Что правда, то правда: ей опаздывать нельзя. Вроде и не злы люди, а за четыре военные зимы и на себя от вечной работы осердились. Виноватых уже не ищут, виноватят первого, кто под руку подвернется. А ей не хотелось попадать под чью-нибудь тяжелую руку, торопилась. Лишь единым взглядом прильнула к окошку, провожая Федора, и тут же заметалась по избе, и прибирая одновременно, и наказы во все углы посылая:
— Юрий, я поздно вернусь, ты, большун, посматривай тут. Веня, ты в окошко зря не пялься, уроки делай. Юрась, ты посуду ополосни… ополоснешь, ополоснешь! А ты, Саня, — этого мимоходом и по головенке погладила, — ты на печь полезай да фашистов бей.
Все не очень-то и обрадовались ее наказам, а вот Санька — тот прямо в восторг пришел:
— Кали ласка, фашисты! Кали ласка; я вас убивать буду!

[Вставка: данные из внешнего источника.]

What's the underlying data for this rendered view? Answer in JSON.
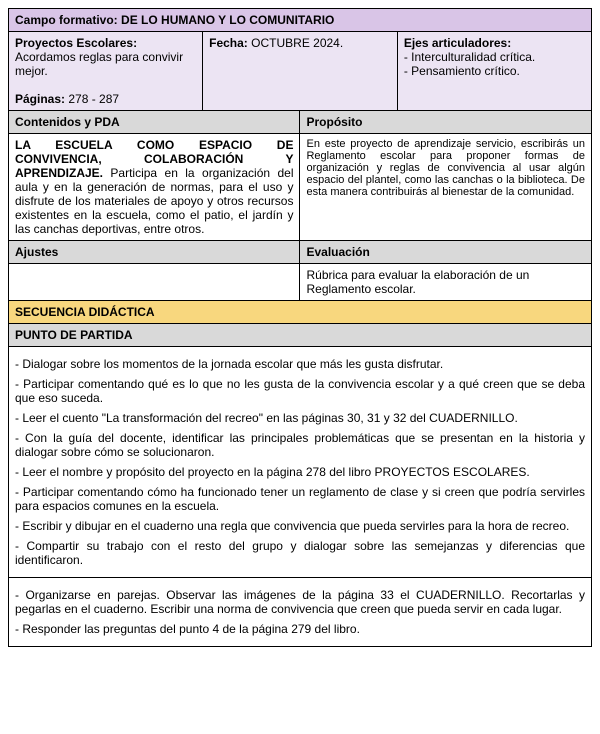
{
  "header": {
    "campo_label": "Campo formativo:",
    "campo_value": "DE LO HUMANO Y LO COMUNITARIO",
    "proyectos_label": "Proyectos Escolares:",
    "proyectos_value": "Acordamos reglas para convivir mejor.",
    "paginas_label": "Páginas:",
    "paginas_value": "278 - 287",
    "fecha_label": "Fecha:",
    "fecha_value": "OCTUBRE 2024.",
    "ejes_label": "Ejes articuladores:",
    "ejes_1": "- Interculturalidad crítica.",
    "ejes_2": "- Pensamiento crítico."
  },
  "row2": {
    "contenidos_label": "Contenidos y PDA",
    "proposito_label": "Propósito",
    "contenidos_title": "LA ESCUELA COMO ESPACIO DE CONVIVENCIA, COLABORACIÓN Y APRENDIZAJE.",
    "contenidos_body": " Participa en la organización del aula y en la generación de normas, para el uso y disfrute de los materiales de apoyo y otros recursos existentes en la escuela, como el patio, el jardín y las canchas deportivas, entre otros.",
    "proposito_body": "En este proyecto de aprendizaje servicio, escribirás un Reglamento escolar para proponer formas de organización y reglas de convivencia al usar algún espacio del plantel, como las canchas o la biblioteca. De esta manera contribuirás al bienestar de la comunidad."
  },
  "row3": {
    "ajustes_label": "Ajustes",
    "evaluacion_label": "Evaluación",
    "evaluacion_body": "Rúbrica para evaluar la elaboración de un Reglamento escolar."
  },
  "secuencia": "SECUENCIA DIDÁCTICA",
  "punto": "PUNTO DE PARTIDA",
  "items_a": [
    "- Dialogar sobre los momentos de la jornada escolar que más les gusta disfrutar.",
    "- Participar comentando qué es lo que no les gusta de la convivencia escolar y a qué creen que se deba que eso suceda.",
    "- Leer el cuento \"La transformación del recreo\" en las páginas 30, 31 y 32 del CUADERNILLO.",
    "- Con la guía del docente, identificar las principales problemáticas que se presentan en la historia y dialogar sobre cómo se solucionaron.",
    "- Leer el nombre y propósito del proyecto en la página 278 del libro PROYECTOS ESCOLARES.",
    "- Participar comentando cómo ha funcionado tener un reglamento de clase y si creen que podría servirles para espacios comunes en la escuela.",
    "- Escribir y dibujar en el cuaderno una regla que convivencia que pueda servirles para la hora de recreo.",
    "- Compartir su trabajo con el resto del grupo y dialogar sobre las semejanzas y diferencias que identificaron."
  ],
  "items_b": [
    "- Organizarse en parejas. Observar las imágenes de la página 33 el CUADERNILLO. Recortarlas y pegarlas en el cuaderno. Escribir una norma de convivencia que creen que pueda servir en cada lugar.",
    "- Responder las preguntas del punto 4 de la página 279 del libro."
  ]
}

С криком «ура» Санька полез на печь и залег там со своим деревянным ружьем, как настоящий солдат, затаился. Можно бы и посмеяться над голопузым солдатиком, но Марыся смех попридержала, и не только потому, что настоящие-то солдаты не на печи, а в мерзлых окопах полеживали, — и само тараканье нашествие было нешуточным. В прошлые зимы они со звоном вымораживали непрошеную нечисть, нынешней же зимой не собрались. Вначале некогда было, потом некуда было деваться. Это же выбирай самую лютую холодину и на неделю куда-нибудь переселяйся, до накала студи избу. А куда переселяться? У всех почти эвакуированные в постояльцах, недавно только и начали разъезжаться. А у них ведь семь душ, немалый угол надо.
И сказав «семь», эту седьмую душу она уже по-настоящему пожалела. Не тараканами, не сеном, не коровами занимается она, карелка Айно, — на ледяном взморье, на ветру и стуже, промышляет рыбу. От одной этой мысли озноб берет. Марыся вспомнила, что именно ей-то и придется ехать к Айно, и себя заодно пожалела: «Правду кажуть: гни галинку, пакуль малоденькая. Як адмовишся, кали адны стары́е жанчыны засталися?»